The Bride Test by Helen Hoang

Khai Diep has autism and avoids relationships of all sorts. When his mother goes to Vietnam to bring him home a potential wife, she thinks she has figured out a way to make her son happy. When Esme arrives in America, she’s hopeful and becomes smitten with Khai. But will he know how to return her affection and can this relationship turn to love?


City of Girls by Elizabeth Gilbert

In 1940, 19-year-old Vivian is sent to live with her aunt, who runs a theater in New York City that’s crumbling. There, Vivian is introduced to a world of theater and the unique people involved. When she makes a mistake that turns into a scandal, her new world turns upside down. She must consider the life she wants and what it will take to achieve it. At 89 years old, Vivian recalls her story and shares the events that shaped her life into what it is today.

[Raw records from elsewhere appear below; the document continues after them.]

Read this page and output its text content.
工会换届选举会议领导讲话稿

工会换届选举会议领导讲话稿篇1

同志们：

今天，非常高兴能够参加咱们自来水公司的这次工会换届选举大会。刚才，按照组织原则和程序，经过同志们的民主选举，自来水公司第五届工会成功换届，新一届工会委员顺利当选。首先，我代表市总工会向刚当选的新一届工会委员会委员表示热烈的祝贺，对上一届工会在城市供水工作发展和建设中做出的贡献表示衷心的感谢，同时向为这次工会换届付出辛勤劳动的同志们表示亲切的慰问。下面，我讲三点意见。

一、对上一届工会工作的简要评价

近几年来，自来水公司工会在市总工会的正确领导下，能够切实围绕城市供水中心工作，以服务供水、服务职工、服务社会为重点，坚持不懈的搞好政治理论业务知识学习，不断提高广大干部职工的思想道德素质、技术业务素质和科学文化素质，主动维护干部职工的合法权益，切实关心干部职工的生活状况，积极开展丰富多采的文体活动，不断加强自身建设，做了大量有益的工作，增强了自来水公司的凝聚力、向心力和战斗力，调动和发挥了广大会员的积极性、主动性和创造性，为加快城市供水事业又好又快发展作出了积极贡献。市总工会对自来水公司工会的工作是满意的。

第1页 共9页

Things You Save in a Fire by Katherine Center

Female firefighter Cassie Hanwell moves from Texas to Boston when her mother gets sick. Working at an old-school firehouse is drastically different from the familiarity of her Texas job, and the guys aren’t very welcoming to her. Well, not all of them. A rookie firefighter has taken interest in Cassie but she knows the rules. Love isn’t her thing, it’s too girly, and she’s always been told never to date a fellow firefighter. With her feelings getting in the way, she might just risk everything she has for something she’s been told to stay away from. 


The Girl He Used to Know by Tracey Garvis Graves

A personal favorite, I fell in love with Annika and Jonathan in The Girl He Used to Know. When Annika and Jonathan run into each other years after their failed relationship, they realize they may have missed out on the best thing they could have ever had – each other. As the two reunite and try to ignite the fire they once had, they will have to overcome some obstacles to get where they want to be again.


Holly Banks Full of Angst by Julie Valerie

Get to know Holly Banks, who’s just moved to a new town and isn’t making the best impression. But come on, what mom hasn’t dropped the kids off at school still wearing pajamas? Aside from this, she suspects her husband is having an affair and she’s not doing anything with her degree. The school PTA president has got her sights on her (and not in a good way), and a neighborhood mystery occurs right when her crazy mother shows up to offer ‘help’ that Holly doesn’t want. It’s no wonder that Holly Banks is full of angst!


Invisible As Air by Zoe Fishman

Another personal fave, Zoe Fishman is an author to know. Her latest, Invisible As Air is the story of a grief-stricken mom who turns to pills to get through her days. She convinces herself that it’s a temporary thing and she’ll get off the pills as soon as she feels better. But with her son’s bar mitzvah approaching and her husband laid up with a broken ankle, it might be harder than she thinks to quit.


One Night at the Lake by Bethany Chase

A hot summer night at the family’s lake house. Leah, her boyfriend Ollie and Leah’s best friend, June. Leah can’t wait to spend time with the people she cares for most and she’s hoping for a proposal. But seven years later, Leah is no longer in the picture and Ollie and June, who are now a couple, return to the lake house where the memories, and their grief, are still fresh.


I’m Fine and Neither Are You by Camille Pagan

Penelope is everything: wife, mother, the breadwinner of the family but she’s struggling while her best friend, Jenny. Jenny has the perfect house, a passionate marriage and the perfect child. When a tragedy occurs and Penelope realizes Jenny’s life isn’t what she thought it was, she decides she needs to make a few changes in her own life. She and her husband, Sanjay, decide to make lists of what they want to see change in the other person. They commit to be totally honest with one another and work to make these changes, but the idea is harder than they thought and Penelope begins to wonder if honesty is really the best policy in their relationship.